Fundraising. Fucking complicated, right?
So why do it? Fundraising companies I've worked for claim that only around 1 in 8 people can. I mean, has the energy, the passion, the charisma, the optimism, to go out in all weathers and speak to absolutely everybody about something they love. And be turned down repeatedly, and not take it personally, because you'd go nuts.
Why do it?
..because we want to help out some vague undefined way, because we don't have the skills to build houses or be medics, because we *do* have the skills to fundraise, because we love new people, because we love the passionate people we work with, because we want to be optimists and for us that may mean helping others to be optimists, because there's nothing better than a sign-up in a thunderstorm, because we don't want to be salespeople, because we're not millionaires but what we do have is energy.... because we can, and we love it.
Oh, and as you may have noticed, fundraisers are generally quite quirky. Some are superstitious; my thing for a long time was that if I ate a Greggs iced doughnut before a day's work, I wouldn't "doughnut" (zero). Yeah it worked. This was when our office was directly opposite a Greggs, and I swear down that office keeps that Greggs in business. Many fundraisers have a thing for hats. Many of them drink a *lot* on weekends.

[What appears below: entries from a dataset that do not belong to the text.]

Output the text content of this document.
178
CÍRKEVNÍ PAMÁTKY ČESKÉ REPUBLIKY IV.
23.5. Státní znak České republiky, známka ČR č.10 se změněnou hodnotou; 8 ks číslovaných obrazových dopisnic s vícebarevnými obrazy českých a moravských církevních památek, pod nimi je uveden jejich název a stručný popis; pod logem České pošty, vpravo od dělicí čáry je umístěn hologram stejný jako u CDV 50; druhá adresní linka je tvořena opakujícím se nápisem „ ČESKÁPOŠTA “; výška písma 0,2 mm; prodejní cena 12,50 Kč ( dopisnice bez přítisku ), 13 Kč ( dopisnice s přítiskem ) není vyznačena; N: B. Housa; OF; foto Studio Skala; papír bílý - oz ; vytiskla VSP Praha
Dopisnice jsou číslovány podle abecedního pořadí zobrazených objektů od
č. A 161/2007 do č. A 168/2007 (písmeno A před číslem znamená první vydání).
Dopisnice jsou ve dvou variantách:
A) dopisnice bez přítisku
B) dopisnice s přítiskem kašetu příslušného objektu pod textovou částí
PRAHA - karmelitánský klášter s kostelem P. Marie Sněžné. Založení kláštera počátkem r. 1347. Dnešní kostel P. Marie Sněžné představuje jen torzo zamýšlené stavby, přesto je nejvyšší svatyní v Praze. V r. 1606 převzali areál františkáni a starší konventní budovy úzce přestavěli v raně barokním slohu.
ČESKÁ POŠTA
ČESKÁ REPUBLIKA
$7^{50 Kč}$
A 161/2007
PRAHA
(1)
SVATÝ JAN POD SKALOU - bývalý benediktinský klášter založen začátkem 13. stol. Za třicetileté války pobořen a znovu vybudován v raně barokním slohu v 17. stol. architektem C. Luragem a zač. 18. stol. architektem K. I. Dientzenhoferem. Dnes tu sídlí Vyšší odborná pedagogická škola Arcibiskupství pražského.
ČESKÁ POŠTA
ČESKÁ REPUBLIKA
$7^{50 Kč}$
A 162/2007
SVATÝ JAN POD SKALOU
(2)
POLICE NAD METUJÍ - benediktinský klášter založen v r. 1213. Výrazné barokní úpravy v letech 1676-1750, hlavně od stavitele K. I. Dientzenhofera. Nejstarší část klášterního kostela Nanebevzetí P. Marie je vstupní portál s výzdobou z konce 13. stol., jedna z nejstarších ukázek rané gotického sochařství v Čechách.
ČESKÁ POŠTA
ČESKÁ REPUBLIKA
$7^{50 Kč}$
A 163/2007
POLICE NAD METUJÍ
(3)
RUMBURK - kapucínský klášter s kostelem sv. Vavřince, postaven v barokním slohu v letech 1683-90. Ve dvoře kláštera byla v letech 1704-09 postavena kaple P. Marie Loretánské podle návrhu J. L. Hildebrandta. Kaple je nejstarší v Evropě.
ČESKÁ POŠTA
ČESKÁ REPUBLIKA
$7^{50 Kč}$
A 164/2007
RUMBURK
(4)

I've known fundraisers who wear pyjamasuits from Primark all day, usually their off days. Their fashion is affected by one another and by what's cheap, practical and easy to transport - so, layers, and for ladies, mostly some kind of leggings/small skirt/long top combo. They often have fascinating hair. I find them, on the whole, to be really interesting people.
If you don't like fundraisers, that's fine - we're not looking for you. Move on. They already have. But if you feel like randomly abusing someone today, well, don't.